- Lahma mahshoosha is a meat dish prepared for the Eid holiday. It entails slow-cooking a spiced meat stew, and then broiling the pieces of meat so they become browned and roasted. I never would have thought of that method, but they're on to something - the smell of it alone is insane!
- Zurbian is a dish of rice and lamb which is a cousin of the Indian biryani. It is tremendously aromatic from the wide range of spices which converge inside of it: cinnamon, cloves, ginger, cardamom, saffron, and coriander, to name but a few. I added some fresh mint straight off our balcony, too.
- Bataat abu humar adanee are potatoes in a tart and spicy tamarind and chile sauce. This seems to be a street food sold in the port city of Aden, Yemen.
- To respect Yemen's maritime assets, I grilled salmon, laden with saffron, onions and peppers.
- For dessert, I prepared basbousa, a cake prepared from semolina and then doused with a thick cinnamon syrup, as well as ghurayba, spiced Yemenite cookies.

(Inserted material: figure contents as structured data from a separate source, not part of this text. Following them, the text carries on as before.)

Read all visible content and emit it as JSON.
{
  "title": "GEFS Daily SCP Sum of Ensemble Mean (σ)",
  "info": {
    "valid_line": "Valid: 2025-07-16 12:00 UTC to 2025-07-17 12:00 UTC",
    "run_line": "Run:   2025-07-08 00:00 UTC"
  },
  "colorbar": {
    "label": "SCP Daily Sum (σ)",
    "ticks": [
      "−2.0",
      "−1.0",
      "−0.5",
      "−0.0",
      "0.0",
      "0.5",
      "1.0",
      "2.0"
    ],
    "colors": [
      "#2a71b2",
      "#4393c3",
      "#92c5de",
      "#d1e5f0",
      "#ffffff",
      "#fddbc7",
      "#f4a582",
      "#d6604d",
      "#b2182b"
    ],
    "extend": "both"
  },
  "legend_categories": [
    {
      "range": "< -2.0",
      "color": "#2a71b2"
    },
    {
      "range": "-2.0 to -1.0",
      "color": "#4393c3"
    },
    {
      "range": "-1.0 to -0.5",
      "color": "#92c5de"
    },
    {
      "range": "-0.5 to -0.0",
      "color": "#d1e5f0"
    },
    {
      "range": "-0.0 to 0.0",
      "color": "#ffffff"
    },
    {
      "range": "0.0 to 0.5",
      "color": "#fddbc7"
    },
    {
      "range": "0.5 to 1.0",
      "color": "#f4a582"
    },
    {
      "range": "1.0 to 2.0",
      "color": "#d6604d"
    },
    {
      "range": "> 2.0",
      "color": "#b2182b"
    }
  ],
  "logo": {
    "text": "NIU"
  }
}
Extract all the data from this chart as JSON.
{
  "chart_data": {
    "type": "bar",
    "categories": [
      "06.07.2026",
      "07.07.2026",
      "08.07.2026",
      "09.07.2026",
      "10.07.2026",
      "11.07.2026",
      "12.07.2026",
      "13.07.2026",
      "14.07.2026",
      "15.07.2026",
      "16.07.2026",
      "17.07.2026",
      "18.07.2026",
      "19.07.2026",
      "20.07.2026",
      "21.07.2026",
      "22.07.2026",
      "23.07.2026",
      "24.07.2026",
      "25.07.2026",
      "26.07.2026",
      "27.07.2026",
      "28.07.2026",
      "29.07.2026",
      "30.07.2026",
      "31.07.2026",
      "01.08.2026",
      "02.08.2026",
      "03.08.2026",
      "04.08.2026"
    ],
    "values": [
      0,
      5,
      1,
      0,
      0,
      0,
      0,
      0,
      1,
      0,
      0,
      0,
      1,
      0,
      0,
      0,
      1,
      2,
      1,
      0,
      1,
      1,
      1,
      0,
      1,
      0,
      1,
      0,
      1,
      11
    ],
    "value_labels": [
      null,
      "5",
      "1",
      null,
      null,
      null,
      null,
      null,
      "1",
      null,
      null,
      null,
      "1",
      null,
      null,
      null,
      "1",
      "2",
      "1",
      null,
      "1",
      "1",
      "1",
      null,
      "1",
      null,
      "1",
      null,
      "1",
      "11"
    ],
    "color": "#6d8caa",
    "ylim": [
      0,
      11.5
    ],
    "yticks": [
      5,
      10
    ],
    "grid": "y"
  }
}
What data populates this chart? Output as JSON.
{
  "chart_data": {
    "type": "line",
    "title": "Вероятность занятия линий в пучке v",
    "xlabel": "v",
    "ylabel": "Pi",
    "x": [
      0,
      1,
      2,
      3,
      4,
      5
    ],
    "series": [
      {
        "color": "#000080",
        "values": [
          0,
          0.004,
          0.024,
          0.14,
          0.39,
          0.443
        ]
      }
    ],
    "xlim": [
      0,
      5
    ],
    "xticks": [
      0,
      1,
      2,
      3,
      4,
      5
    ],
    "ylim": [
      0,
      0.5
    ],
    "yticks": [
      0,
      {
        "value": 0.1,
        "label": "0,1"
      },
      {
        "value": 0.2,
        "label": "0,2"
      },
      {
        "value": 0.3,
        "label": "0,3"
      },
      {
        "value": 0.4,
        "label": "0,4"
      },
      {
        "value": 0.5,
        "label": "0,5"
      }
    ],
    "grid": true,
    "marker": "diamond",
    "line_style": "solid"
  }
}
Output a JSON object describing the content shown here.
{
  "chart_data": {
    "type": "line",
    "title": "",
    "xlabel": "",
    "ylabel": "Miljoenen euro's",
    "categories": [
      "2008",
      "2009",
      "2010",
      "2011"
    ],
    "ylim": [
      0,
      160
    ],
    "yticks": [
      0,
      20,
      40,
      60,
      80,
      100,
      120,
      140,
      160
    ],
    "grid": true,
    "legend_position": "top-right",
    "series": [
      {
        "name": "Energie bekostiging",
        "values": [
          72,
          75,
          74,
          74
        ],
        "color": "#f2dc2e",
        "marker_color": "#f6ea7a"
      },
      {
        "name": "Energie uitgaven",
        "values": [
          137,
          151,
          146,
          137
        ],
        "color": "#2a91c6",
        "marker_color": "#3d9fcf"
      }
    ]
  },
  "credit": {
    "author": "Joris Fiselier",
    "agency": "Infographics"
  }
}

Into the mix I tossed some traditional Jewish Yemenite recipes that I have developed in my repertoire over time. Kubaneh is a special bread made for Shabbat -- it is a buttery, challah-like dough that is baked overnight along with hardboiled eggs. I also made ful mudammas (though you will have to forgive my creativity, as this bean dish is originally Egyptian), as well as eggplant and hummus dips, of course. And a Yemenite meal would not be complete without schug! This spicy dip is made of ground jalapeño peppers, cilantro and spices.
I love these culinary adventures which make me feel somehow so close to brothers and sisters so far away. In particular, I'd like to give a shoutout to A Yemeniyah, Dr. Lamya Almas, whose recipe blog gave me tremendous inspiration. As I cooked and my house filled with all of these exotic smells, I felt like I was with her in her kitchen, even though it is half a world away. Yihna! (Bon Appetit!)